Rick Perry, who wanted to ban gays from the military, thrilled with transgender ban

Illustrated rainbow pride flag on a pink background.

Donald Trump’s Energy Secretary Rick Perry, who is most famous for attacking gay people serving in the military, is an unsurprising supporter of banning transgender people serving in the military.

Perry, the former Governor of Texas, is well-known for leading the charge against gay people being allowed to serve in the military.

The politician releasing a notorious ad during an ill-fated run for President in 2012 claiming there’s “something wrong in this country when gays can serve openly in the military but our kids can’t openly celebrate Christmas”.

We’re sure it’s entirely unrelated to his on-the-record bigotry that Perry is now overtly supporting the administration’s ban on transgender troops.

After Trump hastily announced a new policy banning transgender people from the armed forces, Perry was mobilised to defend the policy in the media.

According to the Texas Tribune, Perry told reporters: “I totally support the president in his decision.”

He said: “The idea that the American people need to be paying for these types of operations to change your sex is not very wise from a standpoint of economics.

“I think the president makes some good decisions about making sure that we have a force that is capable.”

The cost of transgender troops in the miltiary was estimated at  $2.4 million to $8.4 million, while the armed forces spend ten times as much – a whopping  $84 million – on erectile dysfunction drugs like Viagra annually.

Both figures are a drop in the bucket of the military’s $600 billion budget, but Perry stuck to his proverbial guns.

When a reporter pointed out the stat, he said: “You know what, I don’t check on the price of Viagra.”
Rick Perry
Perry has a long history of anti-LGBT comments.

While serving as Texas Governor in 2014, he compared gay people to alcoholics.

He had claimed: “Whether or not you feel compelled to follow a particular lifestyle or not, you have the ability to decide not to do that.

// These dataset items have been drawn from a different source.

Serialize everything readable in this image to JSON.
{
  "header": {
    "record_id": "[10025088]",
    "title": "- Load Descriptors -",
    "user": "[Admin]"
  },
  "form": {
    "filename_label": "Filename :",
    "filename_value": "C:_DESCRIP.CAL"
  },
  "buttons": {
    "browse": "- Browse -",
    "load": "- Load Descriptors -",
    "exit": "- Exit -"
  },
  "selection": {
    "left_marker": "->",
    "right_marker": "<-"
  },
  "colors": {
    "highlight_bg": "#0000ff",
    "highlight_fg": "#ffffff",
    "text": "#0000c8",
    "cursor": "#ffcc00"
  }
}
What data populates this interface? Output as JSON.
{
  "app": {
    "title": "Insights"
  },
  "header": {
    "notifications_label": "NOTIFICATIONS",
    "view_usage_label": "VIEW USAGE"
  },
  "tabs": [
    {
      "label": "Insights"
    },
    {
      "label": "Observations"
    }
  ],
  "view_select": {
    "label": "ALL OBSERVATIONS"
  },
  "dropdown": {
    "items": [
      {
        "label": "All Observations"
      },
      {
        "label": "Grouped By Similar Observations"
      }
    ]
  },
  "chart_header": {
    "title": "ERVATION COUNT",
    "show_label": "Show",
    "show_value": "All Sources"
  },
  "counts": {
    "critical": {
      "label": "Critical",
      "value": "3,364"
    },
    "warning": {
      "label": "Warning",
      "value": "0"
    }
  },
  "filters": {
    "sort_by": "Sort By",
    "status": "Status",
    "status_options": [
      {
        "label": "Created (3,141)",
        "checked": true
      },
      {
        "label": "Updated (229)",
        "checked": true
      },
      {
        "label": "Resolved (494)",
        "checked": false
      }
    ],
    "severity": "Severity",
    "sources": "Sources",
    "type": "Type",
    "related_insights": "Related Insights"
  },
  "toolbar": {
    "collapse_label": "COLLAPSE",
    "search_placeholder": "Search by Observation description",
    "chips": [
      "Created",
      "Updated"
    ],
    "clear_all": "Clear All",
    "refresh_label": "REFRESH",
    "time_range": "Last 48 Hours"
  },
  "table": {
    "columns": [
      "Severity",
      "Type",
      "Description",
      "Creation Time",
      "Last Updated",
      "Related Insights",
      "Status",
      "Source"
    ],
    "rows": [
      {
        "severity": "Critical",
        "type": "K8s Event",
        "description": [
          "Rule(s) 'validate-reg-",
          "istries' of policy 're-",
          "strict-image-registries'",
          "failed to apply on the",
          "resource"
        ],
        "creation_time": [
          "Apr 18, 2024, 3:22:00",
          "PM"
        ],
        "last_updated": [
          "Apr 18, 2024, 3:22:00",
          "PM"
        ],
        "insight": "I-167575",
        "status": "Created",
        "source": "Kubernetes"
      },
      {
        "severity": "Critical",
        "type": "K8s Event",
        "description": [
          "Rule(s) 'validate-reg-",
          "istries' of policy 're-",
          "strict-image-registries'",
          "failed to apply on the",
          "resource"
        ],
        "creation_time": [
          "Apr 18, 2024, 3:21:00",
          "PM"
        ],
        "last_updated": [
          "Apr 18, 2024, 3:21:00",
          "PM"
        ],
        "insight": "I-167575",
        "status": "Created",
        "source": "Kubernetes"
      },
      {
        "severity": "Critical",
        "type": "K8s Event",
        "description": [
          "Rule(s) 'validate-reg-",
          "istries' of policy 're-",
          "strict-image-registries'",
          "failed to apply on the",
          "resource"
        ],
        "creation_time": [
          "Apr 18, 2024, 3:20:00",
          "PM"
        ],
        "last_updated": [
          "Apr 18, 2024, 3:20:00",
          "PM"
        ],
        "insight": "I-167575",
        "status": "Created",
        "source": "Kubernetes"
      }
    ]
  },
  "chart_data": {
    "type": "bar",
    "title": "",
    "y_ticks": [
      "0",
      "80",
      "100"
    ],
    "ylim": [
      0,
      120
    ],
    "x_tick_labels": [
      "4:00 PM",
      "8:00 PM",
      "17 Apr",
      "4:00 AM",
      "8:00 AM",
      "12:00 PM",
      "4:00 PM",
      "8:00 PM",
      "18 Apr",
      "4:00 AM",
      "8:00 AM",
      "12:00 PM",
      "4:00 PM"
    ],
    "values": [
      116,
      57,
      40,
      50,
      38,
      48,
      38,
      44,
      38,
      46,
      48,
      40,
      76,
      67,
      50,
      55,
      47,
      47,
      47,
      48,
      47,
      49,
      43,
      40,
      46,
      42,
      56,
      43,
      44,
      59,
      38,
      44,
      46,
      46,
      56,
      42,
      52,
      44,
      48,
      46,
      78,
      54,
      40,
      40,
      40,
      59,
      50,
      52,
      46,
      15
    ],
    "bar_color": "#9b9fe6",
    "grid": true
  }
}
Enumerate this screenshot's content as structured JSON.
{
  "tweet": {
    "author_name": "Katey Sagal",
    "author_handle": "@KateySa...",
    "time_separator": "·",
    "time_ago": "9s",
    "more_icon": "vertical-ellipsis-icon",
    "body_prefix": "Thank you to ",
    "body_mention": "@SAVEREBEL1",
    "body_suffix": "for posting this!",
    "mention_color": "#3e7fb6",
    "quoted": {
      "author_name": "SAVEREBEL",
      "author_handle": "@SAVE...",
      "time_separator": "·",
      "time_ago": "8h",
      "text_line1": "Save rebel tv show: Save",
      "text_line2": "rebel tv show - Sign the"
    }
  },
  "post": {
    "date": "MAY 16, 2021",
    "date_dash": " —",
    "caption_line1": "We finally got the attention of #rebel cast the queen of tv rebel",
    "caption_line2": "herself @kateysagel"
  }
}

“I may have the genetic coding that I’m inclined to be an alcoholic, but I have the desire not to do that, and I look at the homosexual issue the same way.”

His comments came after the Texas Republican Convention announced its support for gay-to-straight conversion therapy.

Running for President again last year, the former Governor launched an attack on the Boy Scouts of America after the organisation opted to end a ban on openly gay scoutmasters.

Perry had claimed: “Openly active gays, particularly advocates, present a problem. Because gay activism is central to their lives, it would unavoidably be a topic of conversation within a Scout troop. This would distract from the mission of scouting.”

Asked whether he would retract the comments, he insisted: “I believe that scouting would be better off if they didn’t have openly gay scoutmasters.”

The Trump official recently publicly attacked a gay university student – leading to a barrage of homophobic threats.